A Stochastic Dynamical Theory of LLM Self-Adversariality: Modeling Severity Drift as a Critical Process
This addresses the issue of bias propagation in LLMs for AI safety and formal verification, but it is incremental as it builds on existing dynamical systems theory.
The paper tackles the problem of LLMs self-amplifying biases or toxicity through chain-of-thought reasoning by modeling it as a stochastic dynamical process, showing that certain parameters cause phase transitions from self-correcting to runaway severity and deriving stationary distributions and scaling laws.
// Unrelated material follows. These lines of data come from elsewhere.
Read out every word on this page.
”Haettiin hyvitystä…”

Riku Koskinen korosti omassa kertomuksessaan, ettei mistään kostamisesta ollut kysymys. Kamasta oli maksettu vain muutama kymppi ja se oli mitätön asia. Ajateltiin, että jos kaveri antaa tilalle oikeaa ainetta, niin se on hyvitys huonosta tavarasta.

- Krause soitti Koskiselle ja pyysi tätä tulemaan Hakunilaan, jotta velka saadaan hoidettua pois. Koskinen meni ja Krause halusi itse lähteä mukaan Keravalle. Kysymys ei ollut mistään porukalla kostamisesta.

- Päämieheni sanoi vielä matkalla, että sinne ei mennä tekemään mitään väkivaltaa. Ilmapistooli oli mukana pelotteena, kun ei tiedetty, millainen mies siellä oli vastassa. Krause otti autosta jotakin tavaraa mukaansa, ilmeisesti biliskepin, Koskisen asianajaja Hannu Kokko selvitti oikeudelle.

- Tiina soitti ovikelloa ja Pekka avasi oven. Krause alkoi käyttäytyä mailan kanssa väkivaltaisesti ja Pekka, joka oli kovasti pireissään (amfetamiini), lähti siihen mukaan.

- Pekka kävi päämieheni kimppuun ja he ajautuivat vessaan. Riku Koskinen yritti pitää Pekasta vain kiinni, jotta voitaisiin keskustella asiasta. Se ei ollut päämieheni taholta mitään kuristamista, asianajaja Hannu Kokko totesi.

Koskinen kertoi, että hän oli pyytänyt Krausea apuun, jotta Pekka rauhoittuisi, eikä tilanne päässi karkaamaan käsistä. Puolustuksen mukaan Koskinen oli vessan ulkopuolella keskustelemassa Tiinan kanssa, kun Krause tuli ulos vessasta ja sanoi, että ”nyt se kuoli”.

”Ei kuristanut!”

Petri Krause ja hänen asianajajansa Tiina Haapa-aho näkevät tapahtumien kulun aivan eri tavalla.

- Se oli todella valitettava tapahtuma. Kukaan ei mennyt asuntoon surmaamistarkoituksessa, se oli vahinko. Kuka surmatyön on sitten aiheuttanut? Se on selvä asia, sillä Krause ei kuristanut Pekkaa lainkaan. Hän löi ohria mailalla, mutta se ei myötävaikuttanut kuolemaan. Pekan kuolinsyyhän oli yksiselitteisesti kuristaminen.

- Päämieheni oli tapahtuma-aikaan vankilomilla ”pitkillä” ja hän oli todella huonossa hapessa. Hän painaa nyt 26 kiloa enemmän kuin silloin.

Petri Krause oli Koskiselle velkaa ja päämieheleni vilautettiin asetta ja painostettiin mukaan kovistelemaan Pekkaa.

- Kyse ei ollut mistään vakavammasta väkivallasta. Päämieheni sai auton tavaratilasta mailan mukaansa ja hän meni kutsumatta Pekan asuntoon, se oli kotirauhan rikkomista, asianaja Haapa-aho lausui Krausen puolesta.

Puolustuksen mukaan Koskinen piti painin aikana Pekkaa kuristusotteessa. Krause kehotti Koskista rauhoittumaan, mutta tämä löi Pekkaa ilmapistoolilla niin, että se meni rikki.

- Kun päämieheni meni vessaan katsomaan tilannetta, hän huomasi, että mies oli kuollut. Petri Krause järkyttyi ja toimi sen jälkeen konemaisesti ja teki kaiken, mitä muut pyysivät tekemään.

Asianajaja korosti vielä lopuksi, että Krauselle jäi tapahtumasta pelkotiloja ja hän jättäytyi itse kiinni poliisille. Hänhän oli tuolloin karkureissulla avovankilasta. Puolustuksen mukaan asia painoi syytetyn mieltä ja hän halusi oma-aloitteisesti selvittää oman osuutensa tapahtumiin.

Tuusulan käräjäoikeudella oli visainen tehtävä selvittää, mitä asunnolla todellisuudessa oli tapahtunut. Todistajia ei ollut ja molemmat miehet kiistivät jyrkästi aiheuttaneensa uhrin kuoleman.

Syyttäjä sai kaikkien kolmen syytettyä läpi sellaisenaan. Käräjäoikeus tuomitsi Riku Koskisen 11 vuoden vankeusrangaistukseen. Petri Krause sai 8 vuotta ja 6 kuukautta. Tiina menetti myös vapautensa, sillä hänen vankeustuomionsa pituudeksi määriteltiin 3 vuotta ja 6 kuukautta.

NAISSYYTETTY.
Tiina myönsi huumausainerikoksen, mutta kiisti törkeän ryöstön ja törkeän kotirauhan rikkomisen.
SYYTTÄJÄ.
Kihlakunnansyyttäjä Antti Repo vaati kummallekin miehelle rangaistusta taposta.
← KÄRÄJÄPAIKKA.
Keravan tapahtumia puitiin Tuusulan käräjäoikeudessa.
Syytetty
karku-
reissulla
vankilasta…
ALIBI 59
This paper introduces a continuous-time stochastic dynamical framework for understanding how large language models (LLMs) may self-amplify latent biases or toxicity through their own chain-of-thought reasoning. The model posits an instantaneous "severity" variable $x(t) \in [0,1]$ evolving under a stochastic differential equation (SDE) with a drift term $μ(x)$ and diffusion $σ(x)$. Crucially, such a process can be consistently analyzed via the Fokker--Planck approach if each incremental step behaves nearly Markovian in severity space. The analysis investigates critical phenomena, showing that certain parameter regimes create phase transitions from subcritical (self-correcting) to supercritical (runaway severity). The paper derives stationary distributions, first-passage times to harmful thresholds, and scaling laws near critical points. Finally, it highlights implications for agents and extended LLM reasoning models: in principle, these equations might serve as a basis for formal verification of whether a model remains stable or propagates bias over repeated inferences.